Mónica Mayer’s latest exhibit couldn’t be more timely. As accusations of sexual abuse and harassment shake up various industries – including film, theater, and media – the Mexican artist’s El Tendedero/The Clothesline Project invites women to share their own harrowing stories. At the National Museum of Women in the Arts, Clothesline after clothesline feature the anonymous message of women who have faced everything from unsavory comments to unwanted physical contact. Pink slips of paper ask the attendees,”Have you ever experienced violence or harassment? What happened?” and “As a woman, where do you feel safe?”
And though the project is especially poignant right now, it’s one that’s existed since 1978. At 8 years old, she became a victim of sexual assault. As she and her mother walked a few steps apart, a man in his 30s touched her inappropriately. “He touched my ‘pussy,’ as your president would say,” she told The Guardian. “I was shocked but I am even more shocked this is a common experience.”
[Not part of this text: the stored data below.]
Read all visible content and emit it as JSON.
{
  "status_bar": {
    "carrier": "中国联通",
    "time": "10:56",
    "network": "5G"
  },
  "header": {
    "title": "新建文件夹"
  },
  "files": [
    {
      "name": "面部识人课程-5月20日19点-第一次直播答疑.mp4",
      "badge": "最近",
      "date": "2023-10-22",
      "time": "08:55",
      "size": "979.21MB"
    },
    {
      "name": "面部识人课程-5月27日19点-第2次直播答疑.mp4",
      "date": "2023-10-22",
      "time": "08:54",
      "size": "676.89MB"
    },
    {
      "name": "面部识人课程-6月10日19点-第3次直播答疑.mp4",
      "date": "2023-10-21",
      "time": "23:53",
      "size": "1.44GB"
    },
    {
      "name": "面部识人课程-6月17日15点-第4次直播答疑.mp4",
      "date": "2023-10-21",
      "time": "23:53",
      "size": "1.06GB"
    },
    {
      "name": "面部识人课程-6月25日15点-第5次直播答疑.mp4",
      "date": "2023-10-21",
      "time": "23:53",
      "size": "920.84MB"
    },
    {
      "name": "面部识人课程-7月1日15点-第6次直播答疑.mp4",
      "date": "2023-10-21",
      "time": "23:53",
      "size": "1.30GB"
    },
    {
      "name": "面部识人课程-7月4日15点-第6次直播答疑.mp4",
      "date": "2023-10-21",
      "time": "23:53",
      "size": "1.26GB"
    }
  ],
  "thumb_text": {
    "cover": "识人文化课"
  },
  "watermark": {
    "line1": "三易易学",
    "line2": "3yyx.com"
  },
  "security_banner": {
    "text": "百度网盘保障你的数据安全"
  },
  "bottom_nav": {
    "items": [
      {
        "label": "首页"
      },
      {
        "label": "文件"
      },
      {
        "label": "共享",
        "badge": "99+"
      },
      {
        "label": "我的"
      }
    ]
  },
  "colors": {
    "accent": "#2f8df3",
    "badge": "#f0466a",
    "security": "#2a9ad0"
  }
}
Open this Friday: For “El Tendedero/The #ClotheslineProject,” Mexico City-based artist #MónicaMayer transforms the clothesline—a traditionally feminine object—into a tool to open a dialogue about women’s experience with violence, including topics such as sexual harassment, domestic violence, & trafficking. Join the #FreshTalk4Change public program this Sunday at the museum and add your voice to the exhibition.
The project began after she was commissioned to create art that responded to something she hated about Mexico City. For her, that meant the constant sexual harassment she encountered on the city’s public transportation.
In the nearly 40 years since she debuted the piece, she believes this behavior has worsened. So her current version of the piece includes new questions: “How do you recover your joy after going through an experience of violence?” and “What have you done or what could you do to stop violence against women?”
The project, which has made its way throughout Latin America, also brings attention to the gender-based violence that exists in the US. “We tend to think Mexico has a lot of harassment but whenever I do this project in the States, its just as bad,” she said. “I’m shocked about the level of violence.”
El Tendedero is on view until January 5 at the National Museum of Women in the Arts, 1250 New York Ave NW, Washington, District of Columbia.